The combo wireless chipset architecture is offering unlimited off-chip memory, giving programmers more resources, but the number of chips (application processor + transceiver + flash) is too large if the goal is to develop a very low cost application, such as wearable or IoT device. Current wearable designs, like fitness wristbands, implementing Bluetooth LE for low bandwidth wireless connectivity, integrate only two chips: one SoC connected to a Bluetooth LE IC via a UART or I2C bus. It is now possible to push the integration for this type of application, by integrating the complete Bluetooth IP (Link Layer + PHY) into a single SoC. It’s technically possible, but what are the benefits?
A monolithic solution will offer the expected benefits like lower power, lower BOM cost and smaller footprint, all of these being extremely valuable for the target application. And it will also offer lower latency, as the data sent over the AMBA AHB bus can reduce latency by 5 to 10 cycles versus the SPI bus.

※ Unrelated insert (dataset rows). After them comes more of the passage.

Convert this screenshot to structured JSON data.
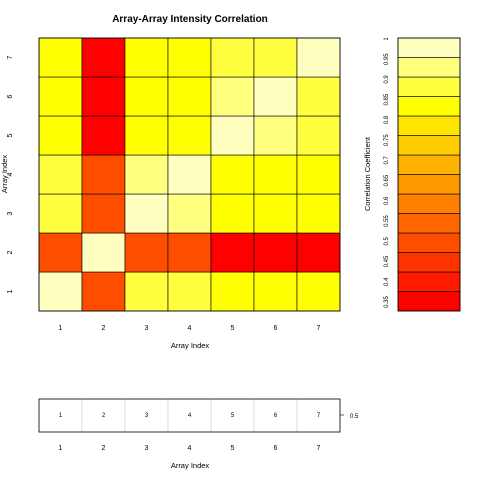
{
  "chart_data": [
    {
      "type": "heatmap",
      "title": "Array-Array Intensity Correlation",
      "xlabel": "Array Index",
      "ylabel": "Array Index",
      "x_ticks": [
        "1",
        "2",
        "3",
        "4",
        "5",
        "6",
        "7"
      ],
      "y_ticks": [
        "1",
        "2",
        "3",
        "4",
        "5",
        "6",
        "7"
      ],
      "grid": true,
      "values": [
        [
          1.0,
          0.5,
          0.9,
          0.88,
          0.83,
          0.83,
          0.83
        ],
        [
          0.5,
          1.0,
          0.5,
          0.5,
          0.38,
          0.38,
          0.38
        ],
        [
          0.9,
          0.5,
          1.0,
          0.92,
          0.85,
          0.85,
          0.85
        ],
        [
          0.88,
          0.5,
          0.92,
          1.0,
          0.85,
          0.85,
          0.85
        ],
        [
          0.83,
          0.38,
          0.85,
          0.85,
          1.0,
          0.92,
          0.9
        ],
        [
          0.83,
          0.38,
          0.85,
          0.85,
          0.92,
          1.0,
          0.9
        ],
        [
          0.83,
          0.38,
          0.85,
          0.85,
          0.9,
          0.9,
          1.0
        ]
      ]
    },
    {
      "type": "heatmap",
      "title": "",
      "ylabel": "Correlation Coefficient",
      "ticks": [
        "0.35",
        "0.4",
        "0.45",
        "0.5",
        "0.55",
        "0.6",
        "0.65",
        "0.7",
        "0.75",
        "0.8",
        "0.85",
        "0.9",
        "0.95",
        "1"
      ],
      "colors": [
        "#FF0000",
        "#FF1A00",
        "#FF3300",
        "#FF4D00",
        "#FF6600",
        "#FF8000",
        "#FF9900",
        "#FFB200",
        "#FFCC00",
        "#FFE500",
        "#FFFF00",
        "#FFFF40",
        "#FFFF80",
        "#FFFFBF"
      ],
      "range": [
        0.35,
        1.0
      ]
    },
    {
      "type": "heatmap",
      "title": "",
      "xlabel": "Array Index",
      "x_ticks": [
        "1",
        "2",
        "3",
        "4",
        "5",
        "6",
        "7"
      ],
      "cell_labels": [
        "1",
        "2",
        "3",
        "4",
        "5",
        "6",
        "7"
      ],
      "side_label": "0.5"
    }
  ]
}
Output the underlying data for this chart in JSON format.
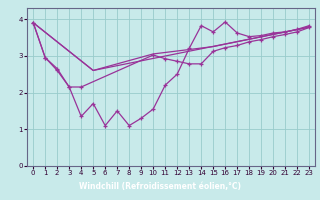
{
  "background_color": "#c8eaea",
  "plot_background_color": "#c8eaea",
  "line_color": "#993399",
  "grid_color": "#99cccc",
  "xlabel": "Windchill (Refroidissement éolien,°C)",
  "xlabel_bg": "#9966aa",
  "xlabel_color": "#ffffff",
  "xlim": [
    -0.5,
    23.5
  ],
  "ylim": [
    0,
    4.3
  ],
  "yticks": [
    0,
    1,
    2,
    3,
    4
  ],
  "xticks": [
    0,
    1,
    2,
    3,
    4,
    5,
    6,
    7,
    8,
    9,
    10,
    11,
    12,
    13,
    14,
    15,
    16,
    17,
    18,
    19,
    20,
    21,
    22,
    23
  ],
  "series1_x": [
    0,
    1,
    2,
    3,
    4,
    5,
    6,
    7,
    8,
    9,
    10,
    11,
    12,
    13,
    14,
    15,
    16,
    17,
    18,
    19,
    20,
    21,
    22,
    23
  ],
  "series1_y": [
    3.9,
    2.95,
    2.6,
    2.15,
    1.35,
    1.7,
    1.1,
    1.5,
    1.1,
    1.3,
    1.55,
    2.2,
    2.5,
    3.2,
    3.82,
    3.65,
    3.92,
    3.62,
    3.52,
    3.55,
    3.62,
    3.65,
    3.72,
    3.82
  ],
  "series2_x": [
    0,
    1,
    2,
    3,
    4,
    10,
    11,
    12,
    13,
    14,
    15,
    16,
    17,
    18,
    19,
    20,
    21,
    22,
    23
  ],
  "series2_y": [
    3.9,
    2.95,
    2.65,
    2.15,
    2.15,
    3.02,
    2.92,
    2.85,
    2.78,
    2.78,
    3.12,
    3.22,
    3.28,
    3.38,
    3.44,
    3.52,
    3.58,
    3.65,
    3.77
  ],
  "series3_x": [
    0,
    5,
    10,
    15,
    23
  ],
  "series3_y": [
    3.9,
    2.6,
    3.05,
    3.25,
    3.78
  ],
  "series4_x": [
    0,
    5,
    23
  ],
  "series4_y": [
    3.9,
    2.6,
    3.78
  ]
}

If we look more carefully at the power consumption, the two chip solution is made of a SoC, say in 40 nm or 55 nm, and one RF transceiver in 180 nm. Integrating the Bluetooth LE as an IP in the SoC will allow to seriously decreasing the power consumption part of the Bluetooth function. This function, implemented in a 180 nm process node (RF transceiver architecture), is now running in the SoC targeting 40 nm (55 nm) process node at much lower (Vdd) voltage, 0.9V for these ultra-low-power processes. This benefit is coming on top of the expected power saving going with the integration of two chips into a mono-chip. For battery powered devices like fitness wristbands, lower power consumption translate into longer usage, and the time between charges could make or break the product.
As mentioned earlier, the price point of a wearable or IoT device solution could be decisive. If it’s too high, the product will stay in a niche: cool, but too expensive to allow for wide market adoption. The wireless integration enables the removal of a complete chip sets, reducing packaging and test cost and removing duplication of power management. This can save over $0.15 in packaging costs and 20-30 extra pads that are required to support the additional wireless network processor. These savings, in conjunction with a reduced PCB footprint, make the total system cost savings very attractive.
The Bluetooth PHY is available on 180-nm, 55-nm and 40-nm process nodes allowing designers to also take advantage of the advanced processes’ power, area and performance benefits, especially on 55-nm and 40-nm. Moreover, the SoC development costs are still reasonable on these process nodes when compared with nodes below 28 nm. Unlike for very high volume applications like smartphone, or performance demanding like servers, targeting 55 nm or 40 nm process nodes allow enough power and cost savings to build successful systems for such low computing, low bandwidth systems.
Last but not least, the DesignWare Bluetooth Low Energy IP solution is qualified by the Bluetooth Special Interest Group (SIG) which is critical for designer success.